Santiago workout

Santiago Crossfit Workout

Overview of the Santiago Workout

The Santiago workout is named after a Chilean hero, Arturo Prat, who fought in the War of the Pacific. The workout is a tribute to his bravery and sacrifice. Santiago is a benchmark workout in CrossFit, which means it is a standard workout that is used to measure an athlete’s progress. It is a high-intensity workout that involves a combination of weightlifting and bodyweight exercises. Santiago has been used in the CrossFit Games and is considered a challenging workout.

Santiago Workout: Workout Description

The Santiago workout consists of three rounds of seven different exercises. The exercises are performed in the following order:

  • 18 reps of deadlifts (155/105 lb)
  • 18 reps of hang power cleans (155/105 lb)
  • 18 reps of overhead squats (155/105 lb)
  • 18 reps of bar-facing burpees
  • 18 reps of pull-ups
  • 18 reps of box jumps (24/20 in)
  • 18 reps of dumbbell thrusters (50/35 lb)

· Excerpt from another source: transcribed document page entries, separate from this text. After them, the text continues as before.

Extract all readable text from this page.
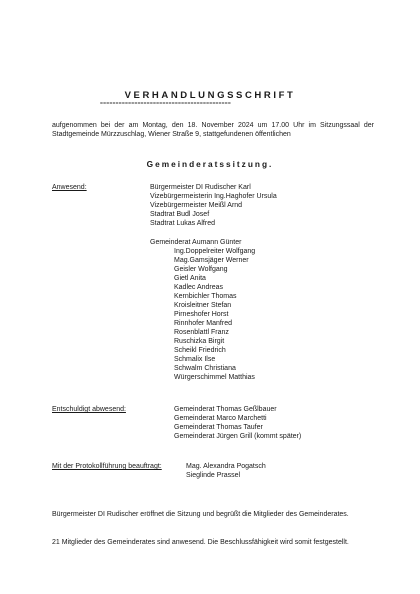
VERHANDLUNGSSCHRIFT
==========================================
aufgenommen bei der am Montag, den 18. November 2024 um 17.00 Uhr im Sitzungssaal der Stadtgemeinde Mürzzuschlag, Wiener Straße 9, stattgefundenen öffentlichen
Gemeinderatssitzung.
Anwesend:	Bürgermeister DI Rudischer Karl
Vizebürgermeisterin Ing.Haghofer Ursula
Vizebürgermeister Meißl Arnd
Stadtrat Budl Josef
Stadtrat Lukas Alfred
Gemeinderat Aumann Günter
Ing.Doppelreiter Wolfgang
Mag.Gamsjäger Werner
Geisler Wolfgang
Gietl Anita
Kadlec Andreas
Kernbichler Thomas
Kroisleitner Stefan
Pirneshofer Horst
Rinnhofer Manfred
Rosenblattl Franz
Ruschizka Birgit
Scheikl Friedrich
Schmalix Ilse
Schwalm Christiana
Würgerschimmel Matthias
Entschuldigt abwesend:	Gemeinderat Thomas Geßlbauer
Gemeinderat Marco Marchetti
Gemeinderat Thomas Taufer
Gemeinderat Jürgen Grill (kommt später)
Mit der Protokollführung beauftragt:	Mag. Alexandra Pogatsch
Sieglinde Prassel
Bürgermeister DI Rudischer eröffnet die Sitzung und begrüßt die Mitglieder des Gemeinderates.
21 Mitglieder des Gemeinderates sind anwesend. Die Beschlussfähigkeit wird somit festgestellt.
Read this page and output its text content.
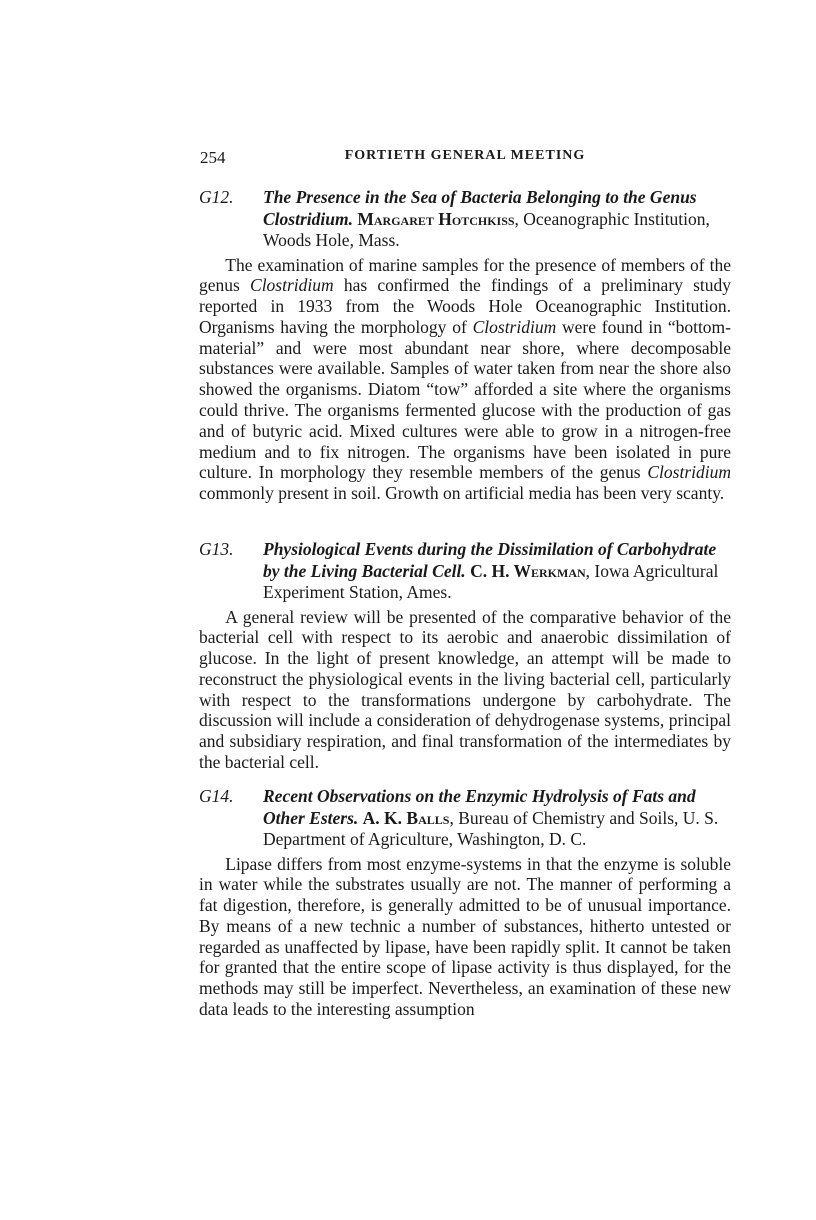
254	FORTIETH GENERAL MEETING

G12. The Presence in the Sea of Bacteria Belonging to the Genus Clostridium. Margaret Hotchkiss, Oceanographic Institution, Woods Hole, Mass.

The examination of marine samples for the presence of members of the genus Clostridium has confirmed the findings of a preliminary study reported in 1933 from the Woods Hole Oceanographic Institution. Organisms having the morphology of Clostridium were found in “bottom-material” and were most abundant near shore, where decomposable substances were available. Samples of water taken from near the shore also showed the organisms. Diatom “tow” afforded a site where the organisms could thrive. The organisms fermented glucose with the production of gas and of butyric acid. Mixed cultures were able to grow in a nitrogen-free medium and to fix nitrogen. The organisms have been isolated in pure culture. In morphology they resemble members of the genus Clostridium commonly present in soil. Growth on artificial media has been very scanty.

G13. Physiological Events during the Dissimilation of Carbohydrate by the Living Bacterial Cell. C. H. Werkman, Iowa Agricultural Experiment Station, Ames.

A general review will be presented of the comparative behavior of the bacterial cell with respect to its aerobic and anaerobic dissimilation of glucose. In the light of present knowledge, an attempt will be made to reconstruct the physiological events in the living bacterial cell, particularly with respect to the transformations undergone by carbohydrate. The discussion will include a consideration of dehydrogenase systems, principal and subsidiary respiration, and final transformation of the intermediates by the bacterial cell.

G14. Recent Observations on the Enzymic Hydrolysis of Fats and Other Esters. A. K. Balls, Bureau of Chemistry and Soils, U. S. Department of Agriculture, Washington, D. C.

Lipase differs from most enzyme-systems in that the enzyme is soluble in water while the substrates usually are not. The manner of performing a fat digestion, therefore, is generally admitted to be of unusual importance. By means of a new technic a number of substances, hitherto untested or regarded as unaffected by lipase, have been rapidly split. It cannot be taken for granted that the entire scope of lipase activity is thus displayed, for the methods may still be imperfect. Nevertheless, an examination of these new data leads to the interesting assumption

The workout is timed, and the goal is to complete all three rounds as fast as possible. The recommended weights for the exercises are 155/105 lb for the deadlifts, hang power cleans, and overhead squats, and 50/35 lb for the dumbbell thrusters. The box jumps are 24/20 inches, and the pull-ups are performed using a standard pull-up bar.

Santiago Workout: Workout Variations/Scaling Options

Not everyone will be able to perform the Santiago workout as prescribed. Here are some common scaling options:

  • Reduce the weight of the barbell or dumbbell
  • Use a lighter kettlebell instead of a dumbbell
  • Use a lower box for the box jumps
  • Use a resistance band for the pull-ups
  • Reduce the number of reps for each exercise
  • Increase the rest time between rounds

Scaling options are recommended for those who are new to CrossFit or who have not yet developed the strength or endurance to perform the workout as prescribed.

Tips and Strategies for the Santiago Workout

Here are some tips for completing the Santiago workout efficiently and safely:

  • Pace yourself: Santiago is a high-intensity workout, so it’s important to pace yourself to avoid burning out too quickly.
  • Focus on form: Proper form is essential to avoid injury and to get the most out of each exercise.
  • Break up the reps: Breaking up the reps into smaller sets can help you maintain a steady pace throughout the workout.
  • Use a hook grip: A hook grip can help you maintain your grip on the barbell during the deadlifts and hang power cleans.
  • Use a step-up for the box jumps: Using a step-up instead of a jump can help conserve energy and reduce the risk of injury.

Santiago Workout: Athlete Performance

The average time to complete the Santiago workout varies depending on the athlete’s level of fitness. Here are some average times for different levels of athletes:

  • Beginner: 35-40 minutes
  • Intermediate: 25-30 minutes
  • Advanced: 20-25 minutes


The Santiago workout is a challenging workout that requires strength, endurance, and mental toughness. It is a great way to measure your progress and push yourself to new limits. If you are new to CrossFit, be sure to work with a trainer to ensure proper form and to develop the strength and endurance needed to perform the workout as prescribed.